« Chronique « 9 »10″ / Conclure ?

1 Comment écris t’on ? comme une nécessité de démarrer par cette question, un été accompagné par vos propositions, vos mots, exaltée, étonnée, ravie par cette créativité partagée. Septembre, la rentrée, des obligations, des pressions, résister pour continuer à trouver de la solitude, du temps, ne pas se laisser envahir et retrouver vos mots pour écrire – lire la liste et repérer ceux qui m’inspirent, l’idée de finir par le dernier mot du texte qui renvoie au prochain me traverse…Ecrire au fil de la plume

2 Ecrire au fil de la plume – Attraper les mots au vol, par association, ici écrire au fil du clavier qui une lettre après l’autre fait surgir les mots qui apparaissent, sans raison, sans lien, un fragment que l’écriteur voudrait poétique ou original mais qui n’est qu’un jeu, puisqu’il faut écrire

3 Puisqu’il faut écrire ? oui, c’est une injonction, nous sommes dimanche, acculée, il faut finir, aller au bout de l’été, des chroniques. Une semaine passée à faire d’autres choses, qui m’ont accaparée, j’y ai pensé, ce matin, pas le choix, il faut y aller, dérouler, Ecrire

4 Ecrire – Ecrire oui depuis de longues années l’écriture est présente. Enfant, lire surtout, d’abord ! Ecrire

5 Ecrire ensuite des histoires à partir des sujets imposés par ces merveilleux professeurs de français qui ont été des rencontres déterminantes. Ecrire, oui, mais avec difficultés aussi, trouver l’accroche, porter un regard bienveillant sur ses textes, tenir la durée. S’interroger sur l’acte d’écrire

6 L’acte d’écrire est important, c’est faire des choix, c’est classer, réécrire, trouver du temps – proche parfois de l’engagement, le corps présent, assise à mon bureau, surgit Murakami, je cherche Autoportrait de l’auteur en coureur de fond, consciente de l’importance de la concentration, de la persévérance qu’il définit comme : « l’art de respirer lentement, sereinement, en conservant en même temps l’air dans ses poumons. »

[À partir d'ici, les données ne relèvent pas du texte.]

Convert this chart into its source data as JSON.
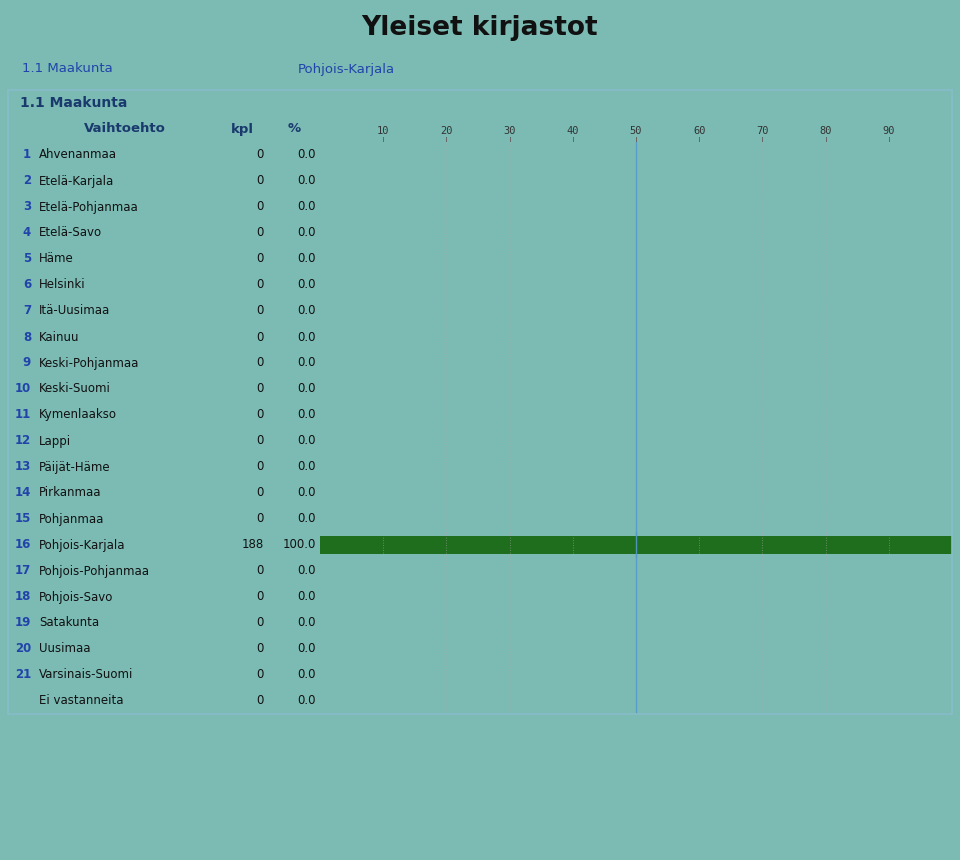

7 Respiration – Ecrire est une respiration, dans le monde qui nous entoure. Le monde vacille, oscille, tremble, se réchauffe, varie, change, se transforme, fluctue, cyclique, ce monde est amnésique, acte de création, acte d’affirmation de ses positions, acte de résistance, Quel exercice !

8 Exercice – Au singulier, au pluriel, faire ses gammes, je me replonge dans mes titres pour y trouver de l’inspiration, découvrir qu’ils ont un lien que je n’avais pas vu d’emblée, supposer qu’il existait ce lien, oui, le fil de l’écriture est présent, visible – Commencements – Transformations – Laisser une trace – Le verbe regarder se conjugue – Avancées – Méli mélo – l’expérience se poursuit – A supposer qu’il reste quelque chose – Faire ses gammes. Expérimenter l’effet de l’après coup qui fonctionne à chaque fois, c’est aussi laisser la part belle à l’inconscient. Trouver du plaisir à travailler.

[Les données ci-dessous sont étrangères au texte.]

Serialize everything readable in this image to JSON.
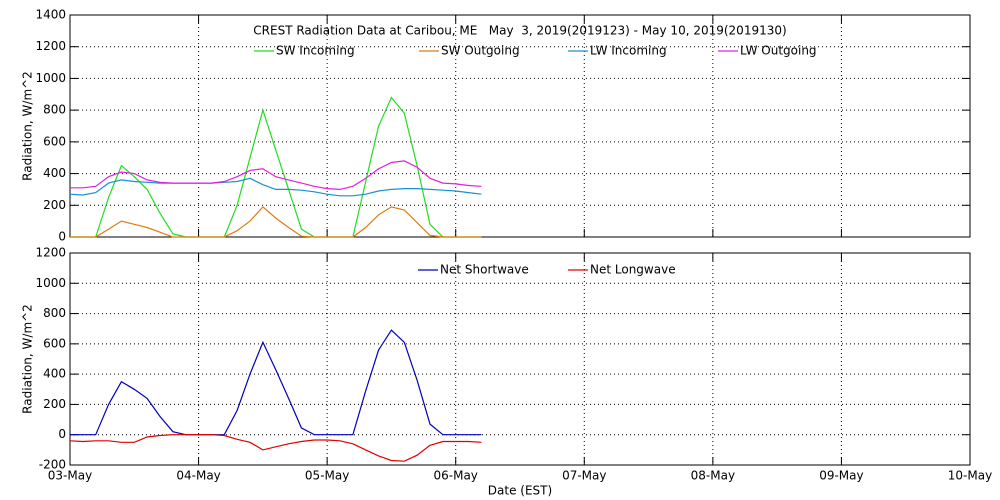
{
  "chart_data": [
    {
      "type": "line",
      "title": "CREST Radiation Data at Caribou, ME   May  3, 2019(2019123) - May 10, 2019(2019130)",
      "ylabel": "Radiation, W/m^2",
      "xlim": [
        0,
        7
      ],
      "xticks": [
        0,
        1,
        2,
        3,
        4,
        5,
        6,
        7
      ],
      "ylim": [
        0,
        1400
      ],
      "yticks": [
        0,
        200,
        400,
        600,
        800,
        1000,
        1200,
        1400
      ],
      "grid": true,
      "x": [
        0,
        0.1,
        0.2,
        0.3,
        0.4,
        0.5,
        0.6,
        0.7,
        0.8,
        0.9,
        1,
        1.1,
        1.2,
        1.3,
        1.4,
        1.5,
        1.6,
        1.7,
        1.8,
        1.9,
        2,
        2.1,
        2.2,
        2.3,
        2.4,
        2.5,
        2.6,
        2.7,
        2.8,
        2.9,
        3,
        3.1,
        3.2
      ],
      "series": [
        {
          "name": "SW Incoming",
          "color": "#22dd22",
          "values": [
            0,
            0,
            0,
            250,
            450,
            380,
            300,
            150,
            20,
            0,
            0,
            0,
            0,
            200,
            500,
            800,
            550,
            300,
            50,
            0,
            0,
            0,
            0,
            350,
            700,
            880,
            780,
            450,
            80,
            0,
            0,
            0,
            0
          ]
        },
        {
          "name": "SW Outgoing",
          "color": "#e07a10",
          "values": [
            0,
            0,
            0,
            50,
            100,
            80,
            60,
            30,
            0,
            0,
            0,
            0,
            0,
            40,
            100,
            190,
            120,
            60,
            5,
            0,
            0,
            0,
            0,
            60,
            140,
            190,
            170,
            90,
            10,
            0,
            0,
            0,
            0
          ]
        },
        {
          "name": "LW Incoming",
          "color": "#1a90d0",
          "values": [
            270,
            265,
            280,
            340,
            360,
            350,
            345,
            340,
            340,
            340,
            340,
            340,
            345,
            350,
            370,
            330,
            300,
            300,
            295,
            285,
            270,
            260,
            260,
            270,
            290,
            300,
            305,
            305,
            300,
            295,
            290,
            280,
            270
          ]
        },
        {
          "name": "LW Outgoing",
          "color": "#e020e0",
          "values": [
            310,
            310,
            320,
            380,
            410,
            400,
            360,
            345,
            340,
            340,
            340,
            340,
            350,
            380,
            420,
            430,
            380,
            360,
            340,
            320,
            305,
            300,
            320,
            370,
            430,
            470,
            480,
            440,
            370,
            340,
            335,
            325,
            320
          ]
        }
      ]
    },
    {
      "type": "line",
      "ylabel": "Radiation, W/m^2",
      "xlabel": "Date (EST)",
      "xlim": [
        0,
        7
      ],
      "xticks": [
        {
          "value": 0,
          "label": "03-May"
        },
        {
          "value": 1,
          "label": "04-May"
        },
        {
          "value": 2,
          "label": "05-May"
        },
        {
          "value": 3,
          "label": "06-May"
        },
        {
          "value": 4,
          "label": "07-May"
        },
        {
          "value": 5,
          "label": "08-May"
        },
        {
          "value": 6,
          "label": "09-May"
        },
        {
          "value": 7,
          "label": "10-May"
        }
      ],
      "ylim": [
        -200,
        1200
      ],
      "yticks": [
        -200,
        0,
        200,
        400,
        600,
        800,
        1000,
        1200
      ],
      "grid": true,
      "x": [
        0,
        0.1,
        0.2,
        0.3,
        0.4,
        0.5,
        0.6,
        0.7,
        0.8,
        0.9,
        1,
        1.1,
        1.2,
        1.3,
        1.4,
        1.5,
        1.6,
        1.7,
        1.8,
        1.9,
        2,
        2.1,
        2.2,
        2.3,
        2.4,
        2.5,
        2.6,
        2.7,
        2.8,
        2.9,
        3,
        3.1,
        3.2
      ],
      "series": [
        {
          "name": "Net Shortwave",
          "color": "#0000c0",
          "values": [
            0,
            0,
            0,
            200,
            350,
            300,
            240,
            120,
            20,
            0,
            0,
            0,
            0,
            160,
            400,
            610,
            430,
            240,
            45,
            0,
            0,
            0,
            0,
            290,
            560,
            690,
            610,
            360,
            70,
            0,
            0,
            0,
            0
          ]
        },
        {
          "name": "Net Longwave",
          "color": "#e00000",
          "values": [
            -40,
            -45,
            -40,
            -40,
            -50,
            -50,
            -15,
            -5,
            0,
            0,
            0,
            0,
            -5,
            -30,
            -50,
            -100,
            -80,
            -60,
            -45,
            -35,
            -35,
            -40,
            -60,
            -100,
            -140,
            -170,
            -175,
            -135,
            -70,
            -45,
            -45,
            -45,
            -50
          ]
        }
      ]
    }
  ]
}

9 Plaisir à travailler – oui, j’ai eu du plaisir à travailler, écrire est un travail au sens ouvrage, labeur, travail des mots, fragments qui deviennent texte, récit, dans ces chroniques sont apparues pour moi, quelques phrases, réussites partielles qui ont eu un écho grâce aux commentaires partagés – Il faut pourtant s’arrêter

10 Il faut s’arrêter – Provisoirement…

A propos de Caroline Burgy

Lire, écrire, faire écrire, trois mots, marqueurs de ma vie, animatrice d'ateliers d'écriture, ils ont jalonné ma vie depuis quelques années, des rencontres avec quelques passeurs m’ont donné l’occasion de soutenir cette place avec les autres. Marguerite Duras écrivait "l'écriture c'est l'inconnu. Avant d'écrire on ne sait pas ce qu'on va écrire..." sans doute suis je portée par cette part d'inconnu à découvrir au fil du temps...

3 commentaires à propos de “« Chronique « 9 »10″ / Conclure ?”

  1. Quelle jolie contribution pour conclure le cycle !  » Oui, j’ai eu du plaisir à travailler, écrire est un travail au sens ouvrage, labeur, travail des mots, fragments qui deviennent texte, récit, dans ces chroniques sont apparues pour moi, quelques phrases, réussites partielles qui ont eu un écho grâce aux commentaires partagés – Il faut pourtant s’arrêter  » Merci, Caroline, et à bientôt.